Arnold’s conclusions are pre-empted with the claim that while cross-tradition theorising is taking place between political theory and other disciplines, there is a lack of cross-tradition theorising that ‘moves between’ analytic and continental political theory (171). This advocation of the aporetic mode takes the above points for granted: the difference between the two traditions is simple rather than complex, that the complexity of political phenomena is by necessity irreducible to explanation, and that synthetic and aporetic methods represent mutually exclusive methodological alternatives. The case for taking the aporetic path is a convincing one insofar as it presents methodological pluralism as a worthwhile goal. However, if disciplinary pluralism is our aim, then the most fruitful approach may be to commit more fully to the methodological agnosticism that Arnold sets out. While synthetic theorising may fail in the particular case of realist accounts of legitimacy, it is not clear that this rules out in advance the impossibility of situations where synthetic theorising is more beneficial than aporetic theorising. As noted above, the gap between the critique of Cavell’s claims about violence and his textual method indicates that such an approach may be fruitful insofar as Arnold does not present a convincing argument as to why Cavell’s failure to account for state violence is necessarily a result of his synthetic method, instead of a result of a disagreement about legitimacy itself.

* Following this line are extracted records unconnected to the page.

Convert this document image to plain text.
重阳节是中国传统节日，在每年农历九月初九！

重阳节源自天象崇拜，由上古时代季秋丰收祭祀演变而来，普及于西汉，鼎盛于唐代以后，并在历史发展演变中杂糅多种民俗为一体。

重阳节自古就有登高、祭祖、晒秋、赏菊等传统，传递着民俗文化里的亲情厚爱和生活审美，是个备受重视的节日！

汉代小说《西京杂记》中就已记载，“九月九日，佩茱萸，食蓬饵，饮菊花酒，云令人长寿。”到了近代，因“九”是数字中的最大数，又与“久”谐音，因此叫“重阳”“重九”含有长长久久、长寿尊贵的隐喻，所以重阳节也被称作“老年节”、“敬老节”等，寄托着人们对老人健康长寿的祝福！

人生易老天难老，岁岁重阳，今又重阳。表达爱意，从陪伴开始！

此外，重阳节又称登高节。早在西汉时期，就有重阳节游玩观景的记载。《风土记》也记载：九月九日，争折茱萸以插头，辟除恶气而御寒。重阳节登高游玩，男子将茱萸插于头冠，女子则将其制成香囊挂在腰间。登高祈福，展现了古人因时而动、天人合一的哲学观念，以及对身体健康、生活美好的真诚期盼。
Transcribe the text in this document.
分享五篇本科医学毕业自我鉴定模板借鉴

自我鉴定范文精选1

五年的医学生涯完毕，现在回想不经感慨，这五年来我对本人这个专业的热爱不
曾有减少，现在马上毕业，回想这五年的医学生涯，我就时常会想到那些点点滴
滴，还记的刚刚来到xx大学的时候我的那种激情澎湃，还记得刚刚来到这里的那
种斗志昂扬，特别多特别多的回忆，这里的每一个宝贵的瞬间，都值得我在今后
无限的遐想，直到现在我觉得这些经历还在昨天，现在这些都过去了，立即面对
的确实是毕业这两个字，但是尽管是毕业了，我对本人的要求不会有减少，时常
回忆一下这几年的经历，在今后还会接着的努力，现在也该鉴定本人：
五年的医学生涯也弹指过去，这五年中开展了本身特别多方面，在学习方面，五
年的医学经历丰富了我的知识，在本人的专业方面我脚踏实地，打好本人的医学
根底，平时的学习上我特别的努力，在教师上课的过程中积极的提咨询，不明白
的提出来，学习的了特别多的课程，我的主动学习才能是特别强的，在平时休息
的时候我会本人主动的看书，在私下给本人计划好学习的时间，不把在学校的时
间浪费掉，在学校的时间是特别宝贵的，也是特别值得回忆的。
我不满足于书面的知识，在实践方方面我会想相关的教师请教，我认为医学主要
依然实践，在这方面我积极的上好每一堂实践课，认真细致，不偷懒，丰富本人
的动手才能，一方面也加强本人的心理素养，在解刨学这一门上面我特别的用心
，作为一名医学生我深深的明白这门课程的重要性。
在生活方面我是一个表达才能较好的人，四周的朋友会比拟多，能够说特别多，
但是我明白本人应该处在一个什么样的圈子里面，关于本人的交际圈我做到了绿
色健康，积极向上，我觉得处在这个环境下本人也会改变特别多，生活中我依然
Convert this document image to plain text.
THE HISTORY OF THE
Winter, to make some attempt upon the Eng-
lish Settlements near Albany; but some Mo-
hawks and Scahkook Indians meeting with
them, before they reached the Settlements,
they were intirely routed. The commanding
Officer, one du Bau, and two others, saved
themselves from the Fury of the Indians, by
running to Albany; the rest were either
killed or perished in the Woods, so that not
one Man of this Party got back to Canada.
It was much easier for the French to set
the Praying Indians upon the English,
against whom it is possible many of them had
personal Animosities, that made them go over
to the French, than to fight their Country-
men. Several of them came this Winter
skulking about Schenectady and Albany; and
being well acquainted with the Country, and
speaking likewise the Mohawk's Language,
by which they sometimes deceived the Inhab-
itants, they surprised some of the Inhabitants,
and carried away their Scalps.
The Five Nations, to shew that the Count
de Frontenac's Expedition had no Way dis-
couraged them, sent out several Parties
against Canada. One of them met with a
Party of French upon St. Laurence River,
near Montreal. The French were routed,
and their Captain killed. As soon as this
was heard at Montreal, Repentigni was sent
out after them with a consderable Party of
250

Understood in this way, political theory might be best served by an understanding of synthetic and aporetic modes of cross-tradition theorising that sees them as tools to be used as appropriate for the political and conceptual challenges facing the theorist. Such an approach would go some way to alleviating the way that Arnold leans towards a more continental approach in his advocation of an aporetic method and would further the ethos of disciplinary pluralism that implicitly underpins his argument. I do not wish to suggest that any of these objections invalidate Arnold’s argument–far from it. The value of The Great Divide is that it makes space for further discussion about how political theory navigates its own disciplinary divides, and for this it is a laudable intervention.


[1] Here I refer to the work of Thomas J. Donahue and Paulina Ochoa Espejo, to which Arnold also refers. See: ‘The analytical–Continental divide: Styles of dealing with problems,’ European Journal of Political Theory, 15:2 (2016): 138–154.